Wednesday, June 19, 2019

the lesson of the gulf

So a few weeks ago, I told my husband that I wanted to do something adventurous and take our sons camping in Gulf Shores. We had never taken the boys camping. This school year was so difficult personally and professionally. I wanted something exciting and out of the ordinary.

Saturday before the trip found us replacing two tires on our van. We were able to get tires on a Saturday but that incident derailed a lot of other little details... I fought off a panic attack. My panic attacks hurt physically and wipe me out pretty good so fighting it off was a job. Also not planned.

Sunday night dissolved into managing children's behaviors while Heath worked so nothing got packed. NOT IN THE PLANS, y'all.

Monday a.m. we woke, I got a pot of coffee in me, we threw some stuff in the van and hit the road.

The first thing we see at the campsite was a sign that said "do not feed the alligators." That stopped us in our tracks. We had a serious discussion before we got the boys out of the van. But we decided if we were gonna be adventurers we had to go all in. So we did.

Nothing went as planned. I don't know why I am so surprised when things don't go as I plan them. NOTHING goes as planned. EVER. But we really did just roll with the punches. I started thinking of this whole trip as an adventure and to start expecting the unexpected.

But a moment at The Gulf gave me pause.

The Gulf is my favorite restaurant in Orange Beach. It's an outdoor place sitting on the water and just beautiful to me. The sun was shining as we walked up. I took a deep breath in and out and smiled. We ordered our food and sat down. The boys were behaving, my handsome husband was with me, there was a nice breeze.... everything was just amazing.
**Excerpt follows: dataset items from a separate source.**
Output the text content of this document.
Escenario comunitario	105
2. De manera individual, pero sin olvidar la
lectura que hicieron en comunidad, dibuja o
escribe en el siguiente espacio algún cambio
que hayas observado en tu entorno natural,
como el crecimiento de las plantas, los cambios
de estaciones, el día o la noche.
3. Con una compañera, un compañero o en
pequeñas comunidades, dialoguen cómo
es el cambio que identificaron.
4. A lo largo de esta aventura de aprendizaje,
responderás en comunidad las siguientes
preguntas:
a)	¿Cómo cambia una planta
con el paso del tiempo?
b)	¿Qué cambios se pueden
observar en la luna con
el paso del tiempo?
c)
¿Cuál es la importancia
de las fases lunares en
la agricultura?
Then the first pat of rain became a drum beat and the rain started coming in sideways. Thunder, lightening, wind gusts... we retreated closer to the building under the awning. I smiled a weak smile to Heath. We settled in for the rain. An employee asked if we wanted the food to go... I said we were going to eat it there ... I was determined to spend some time in my favorite spot! Even in the rain.

I started to pray a prayer with a familiar cadence: "Hey, God, uhm, remember yesterday when I prayed for no more rain? Uh why is the exact opposite of my prayers always seem to be happening?!"

My eyes caught a boat fighting to come in off the water. Everything felt so chaotic. The rain and wind was kicking up an awful noise. I could barely see the water with the rain coming down. People were rushing and fussing near us. The sky was dark and gray. The clouds were like pulled out cotton balls that had found themselves in the hands of a chubby two year old.

I glanced to my boys who were uncharacteristically calm. I glanced back to the water. I watched the waves...
... there was a pattern there... there was a rhythm. The rain banging on the tin roof was actually pounding out a melody. The wind added in the harmony. And I realized in that moment that what I perceive as chaos is actually very controlled in God's hands. I was witnessing His creation first hand and how it was responding to His voice. Not one wave rolled without being told to do so. Not one gust was wind blew two inches in the other way. Every rain drop landed right where it was mean to.

It was scary and unsettling... but that was because I wanted to control the weather in that moment. Because in my head, rain would ruin my lunch at my favorite restaurant.
But the vision of this moment... seeing each component individually stripped of the rest... I saw God's hand.... I imagined God at that moment with hair like Bob Ross and a large paintbrush asking me to be patient as He painted this moment for me to know that what I see as chaos and unfavorable conditions is His art.

So it is with the circumstances I am facing.... at home.... at work.... at Walmart....

If I truly pray the prayer that never fails, there will be peace and fulfillment of His promises in this chaos.

So I prayed the prayers that never fails... I asked the Lord to continue to help me to see the beauty in the storms of my life and to love me anyway.

The rain stopped before our food was ready. We wiped down the tables and I ate an amazing meal.

Before we left, we were able to have a picture made as a family of five. That's a big deal for us.

So: God's got this.

What's the prayer that never fails, you ask? "Thy will be done."